Vodafone fortune looks all set to turn around in India. The Indian arm of Vodafone Group Plc, the world's largest private mobile-phone company, has recorded profits for the first time. In the recent years, it has faced a flurry of issues in India including the tax payment to Indian authorities, difference with partner Essar and dipping margins in the fastest growing telecom market in the world.
Vodafone Essar posted a 134% jump in operating profit to £15 mn for the 12 months ended March '11. For the corresponding period last year the loss was £37 mn. Not only the profits have improved but operating-free cash flow has touched an all time high of £433 mn for the 12 months ended March'11. Sales have jumped 16% during the period to £3,855 mn. Revenues for the three months ended March '11 were up 17.2% to £988 mn compared with the quarter ended March '10.
EBIDTA (Earnings before interest, tax, depreciation and amortization) were up by 15.1% to £985 mn for the year ended March '11, driven by the increase in customer base and economies of scale, which absorbed pricing and cost pressures, the company said.
Vodafone had a very sensible approach to doing business in the BRIC countries. As part of its strategy it has been slimming down its portfolio in some geographical domains, and recent stake sell in China and Japan are example of this. India has figured prominently into Vodafone’s operation with 80% of the 12.9 mn customers added globally being in India during the three months ended March '11.
Vodafone entered India in 2007 when it acquired an economic interest of 67% in the asset from Hutchison for $11.1 bn. Post this; Vodafone has invested an additional $7 bn in its Indian operations. Recently Vodafone announced to buy the Essar share by paying $ 5 bn in cash to acquire one-third stake in its Indian JV ending months of conflict between the two partners.
Vodafone also plans to list its Indian operations by the year-end, if the company wins the $2.6 bn tax case over its $11.2 bn purchase of Hutchison Telecom's operations here in 2007. India's apex court is slated to hear Vodafone's appeal challenging the jurisdiction of the income tax department to impose capital gains tax on its 2007 deal in July 19, 2011.
The company has been topping the customer addition charts for the last two months, finished 2011 fiscal with 135 mn customers and had established clear leadership in attracting customers via the mobile number portability route. Early analytics show that Vodafone has been benefitted most by mobile number portability.
Last year Vodafone's Indian arm had faced the heat with tariff war impacting the profit. While announcing its financials for year-ended March 10, Vodafone said it had cut the value of its Indian arm by $3.2 bn (Rs 14,600 cr) because of a price war triggered by stiff competition and future payments for spectrum.
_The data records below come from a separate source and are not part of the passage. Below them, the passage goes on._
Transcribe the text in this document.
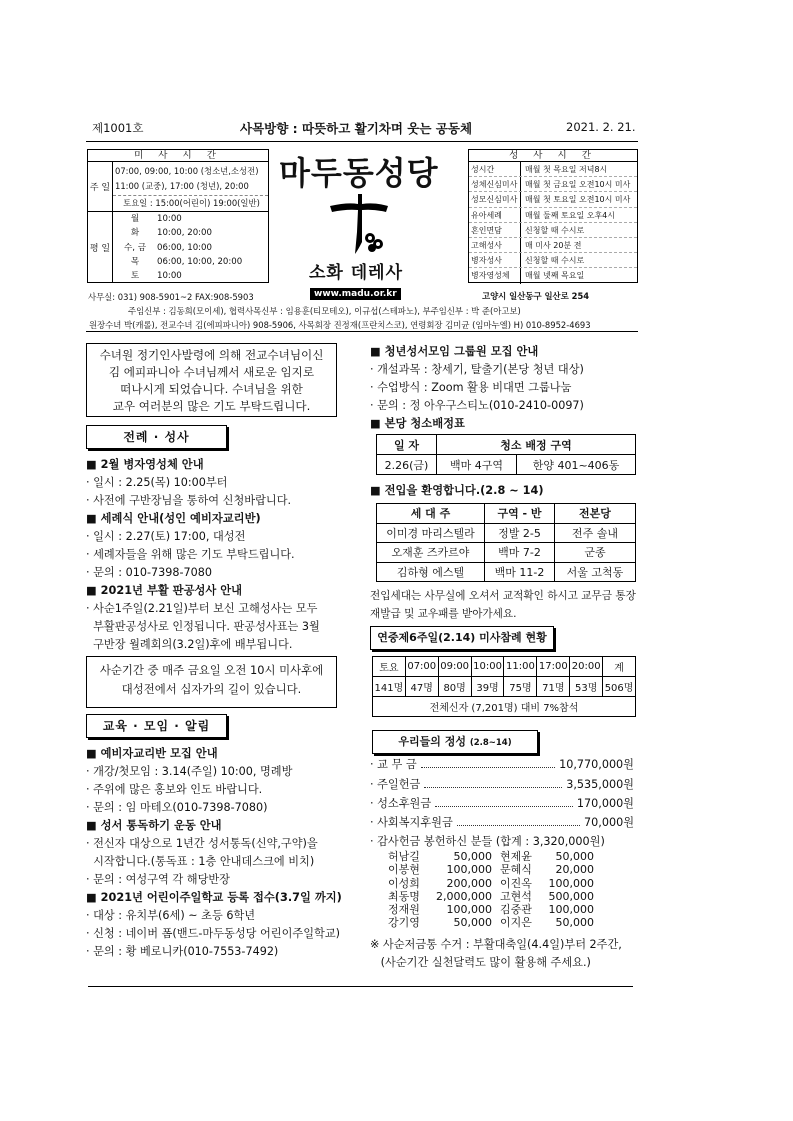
제1001호	사목방향 : 따뜻하고 활기차며 웃는 공동체	2021. 2. 21.
미 사 시 간
주 일
07:00, 09:00, 10:00 (청소년,소성전)
11:00 (교중), 17:00 (청년), 20:00
토요일 : 15:00(어린이) 19:00(일반)
평 일
월	10:00
화	10:00, 20:00
수, 금	06:00, 10:00
목	06:00, 10:00, 20:00
토	10:00
마두동성당
소화 데레사
www.madu.or.kr
성 사 시 간
성시간	매월 첫 목요일 저녁8시
성체신심미사 매월 첫 금요일 오전10시 미사
성모신심미사 매월 첫 토요일 오전10시 미사
유아세례	매월 둘째 토요일 오후4시
혼인면담	신청할 때 수시로
고해성사	매 미사 20분 전
병자성사	신청할 때 수시로
병자영성체	매월 넷째 목요일
사무실: 031) 908-5901~2 FAX:908-5903	고양시 일산동구 일산로 254
주임신부 : 김동희(모이세), 협력사목신부 : 임용훈(티모테오), 이규섭(스테파노), 부주임신부 : 박 준(아고보)
원장수녀 박(캐롤), 전교수녀 김(에피파니아) 908-5906, 사목회장 진정재(프란치스코), 연령회장 김미균 (임마누엘) H) 010-8952-4693
수녀원 정기인사발령에 의해 전교수녀님이신
김 에피파니아 수녀님께서 새로운 임지로
떠나시게 되었습니다. 수녀님을 위한
교우 여러분의 많은 기도 부탁드립니다.
전례 · 성사
■ 2월 병자영성체 안내
· 일시 : 2.25(목) 10:00부터
· 사전에 구반장님을 통하여 신청바랍니다.
■ 세례식 안내(성인 예비자교리반)
· 일시 : 2.27(토) 17:00, 대성전
· 세례자들을 위해 많은 기도 부탁드립니다.
· 문의 : 010-7398-7080
■ 2021년 부활 판공성사 안내
· 사순1주일(2.21일)부터 보신 고해성사는 모두
부활판공성사로 인정됩니다. 판공성사표는 3월
구반장 월례회의(3.2일)후에 배부됩니다.
사순기간 중 매주 금요일 오전 10시 미사후에
대성전에서 십자가의 길이 있습니다.
교육 · 모임 · 알림
■ 예비자교리반 모집 안내
· 개강/첫모임 : 3.14(주일) 10:00, 명례방
· 주위에 많은 홍보와 인도 바랍니다.
· 문의 : 임 마테오(010-7398-7080)
■ 성서 통독하기 운동 안내
· 전신자 대상으로 1년간 성서통독(신약,구약)을
시작합니다.(통독표 : 1층 안내데스크에 비치)
· 문의 : 여성구역 각 해당반장
■ 2021년 어린이주일학교 등록 접수(3.7일 까지)
· 대상 : 유치부(6세) ~ 초등 6학년
· 신청 : 네이버 폼(밴드-마두동성당 어린이주일학교)
· 문의 : 황 베로니카(010-7553-7492)
■ 청년성서모임 그룹원 모집 안내
· 개설과목 : 창세기, 탈출기(본당 청년 대상)
· 수업방식 : Zoom 활용 비대면 그룹나눔
· 문의 : 정 아우구스티노(010-2410-0097)
■ 본당 청소배정표
일 자	청소 배정 구역	
2.26(금)	백마 4구역	한양 401~406동
■ 전입을 환영합니다.(2.8 ~ 14)
세 대 주	구역 - 반	전본당
이미경 마리스텔라	정발 2-5	전주 솔내
오재훈 즈카르야	백마 7-2	군종
김하형 에스텔	백마 11-2	서울 고척동
전입세대는 사무실에 오셔서 교적확인 하시고 교무금 통장
재발급 및 교우패를 받아가세요.
연중제6주일(2.14) 미사참례 현황
토요	07:00	09:00	10:00	11:00	17:00	20:00	계
141명	47명	80명	39명	75명	71명	53명	506명
전체신자 (7,201명) 대비 7%참석							
우리들의 정성 (2.8~14)
· 교 무 금	10,770,000원
· 주일헌금	3,535,000원
· 성소후원금	170,000원
· 사회복지후원금	70,000원
· 감사헌금 봉헌하신 분들 (합계 : 3,320,000원)
허남길	50,000 현제윤 50,000
이봉현 100,000 문혜식 20,000
이성희 200,000 이진옥 100,000
최동명 2,000,000 고현석 500,000
정재원 100,000 김중관 100,000
강기영	50,000 이지은 50,000
※ 사순저금통 수거 : 부활대축일(4.4일)부터 2주간,
(사순기간 실천달력도 많이 활용해 주세요.)
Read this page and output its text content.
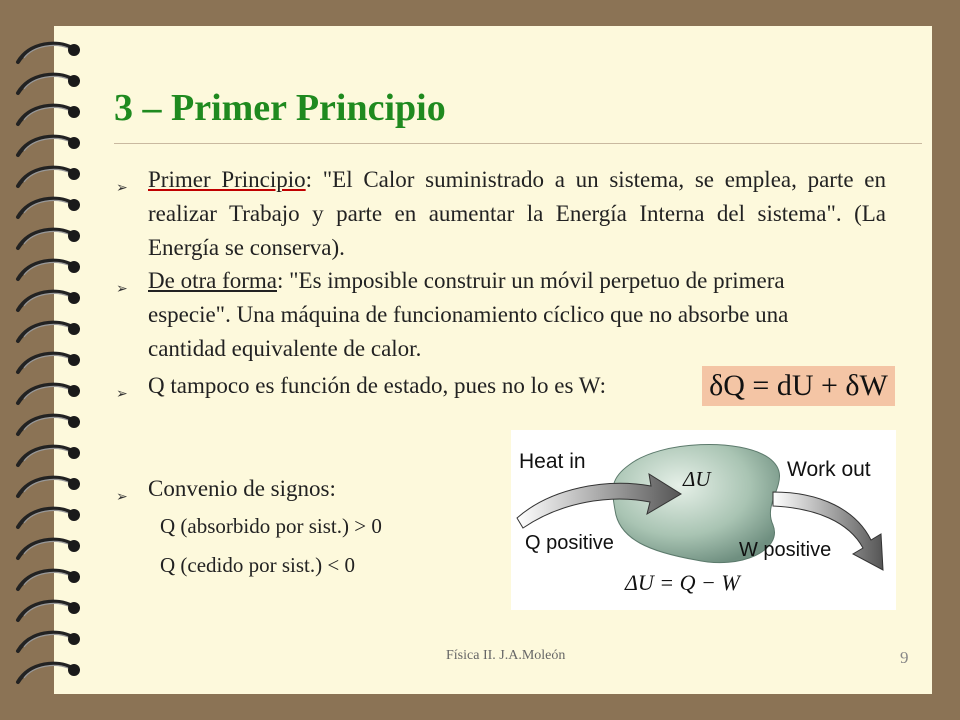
3 – Primer Principio
➢ Primer Principio: "El Calor suministrado a un sistema, se emplea, parte en realizar Trabajo y parte en aumentar la Energía Interna del sistema". (La Energía se conserva).
➢ De otra forma: "Es imposible construir un móvil perpetuo de primera especie". Una máquina de funcionamiento cíclico que no absorbe una cantidad equivalente de calor.
➢ Q tampoco es función de estado, pues no lo es W:	δQ = dU + δW
➢ Convenio de signos:
Q (absorbido por sist.) > 0
Q (cedido por sist.) < 0
Heat in	Work out
ΔU
Q positive	W positive
ΔU = Q − W
Física II. J.A.Moleón	9
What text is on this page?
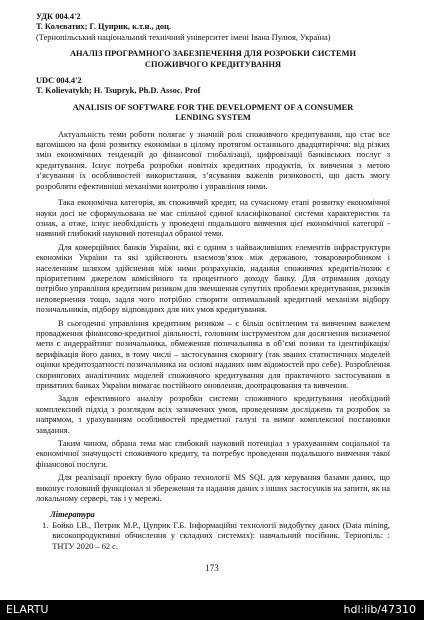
УДК 004.4'2
Т. Колєватих; Г. Цуприк, к.т.н., доц.
(Тернопільський національний технічний університет імені Івана Пулюя, Україна)
АНАЛІЗ ПРОГРАМНОГО ЗАБЕЗПЕЧЕННЯ ДЛЯ РОЗРОБКИ СИСТЕМИ СПОЖИВЧОГО КРЕДИТУВАННЯ
UDC 004.4'2
T. Kolievatykh; H. Tsupryk, Ph.D. Assoc. Prof
ANALISIS OF SOFTWARE FOR THE DEVELOPMENT OF A CONSUMER LENDING SYSTEM

Актуальність теми роботи полягає у значній ролі споживчого кредитування, що стає все вагомішою на фоні розвитку економіки в цілому протягом останнього двадцятиріччя: від різких змін економічних тенденцій до фінансової глобалізації, цифровізації банківських послуг з кредитування. Існує потреба розробки новітніх кредитних продуктів, їх вивчення з метою з’ясування їх особливостей використання, з’ясування важелів ризиковості, що дасть змогу розробляти ефективніші механізми контролю і управління ними.

Така економічна категорія, як споживчий кредит, на сучасному етапі розвитку економічної науки досі не сформульована не має спільної єдиної класифікованої системи характеристик та ознак, а отже, існує необхідність у проведені подальшого вивчення цієї економічної категорії - наявний глибокий науковий потенціал обраної теми.

Для комерційних банків України, які є одним з найважливіших елементів інфраструктури економіки України та які здійснюють взаємозв’язок між державою, товаровиробником і населенням шляхом здійснення між ними розрахунків, надання споживчих кредитів/позик є пріоритетним джерелом комісійного та процентного доходу банку. Для отримання доходу потрібно управління кредитним ризиком для зменшення супутніх проблеми кредитування, ризиків неповернення тощо, задля чого потрібно створити оптимальний кредитний механізм відбору позичальників, підбору відповідних для них умов кредитування.

В сьогоденні управління кредитним ризиком – є більш освітленим та вивченим важелем провадження фінансово-кредитної діяльності, головним інструментом для досягнення визначеної мети є андеррайтинг позичальника, обмеження позичальника в об’ємі позики та ідентифікація/верифікація його даних, в тому числі – застосування скорингу (так званих статистичних моделей оцінки кредитоздатності позичальника на основі наданих ним відомостей про себе). Розроблення скорингових аналітичних моделей споживчого кредитування для практичного застосування в приватних банках України вимагає постійного оновлення, доопрацювання та вивчення.

Задля ефективного аналізу розробки системи споживчого кредитування необхідний комплексний підхід з розглядом всіх зазначених умов, проведенням досліджень та розробок за напрямом, з урахуванням особливостей предметної галузі та вимог комплексної постановки завдання.

Таким чином, обрана тема має глибокий науковий потенціал з урахуванням соціальної та економічної значущості споживчого кредиту, та потребує проведення подальшого вивчення такої фінансової послуги.

Для реалізації проекту було обрано технології MS SQL для керування базами даних, що виконує головний функціонал зі збереження та надання даних з інших застосунків на запити, як на локальному сервері, так і у мережі.

Література
1. Бойко І.В., Петрик М.Р., Цуприк Г.Б. Інформаційні технології видобутку даних (Data mining, високопродуктивні обчислення у складних системах): навчальний посібник. Тернопіль: : ТНТУ 2020 – 62 с.
173
ELARTU	hdl:lib/47310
While its India performance was upbeat, the British mobile phone giant's annual net profits slid by almost 8% on account of on a huge impairment charge in debt-ravaged nations across southern Europe.
Despite the turnaround in Indian operation, the challenges are multi fold for Vodafone. The decision on tax payment in Hutch deal is going to decide the fate of further investment by the company in India.
Vodafone’s performance in India also signals the need for UK companies to broad base their operation in India. Earlier Standard Chartered also posted its one of the best profits in India ever. The time has come for UK companies to realize that they need to expand their foothold in emerging markets quickly to leverage the existent growth momentum.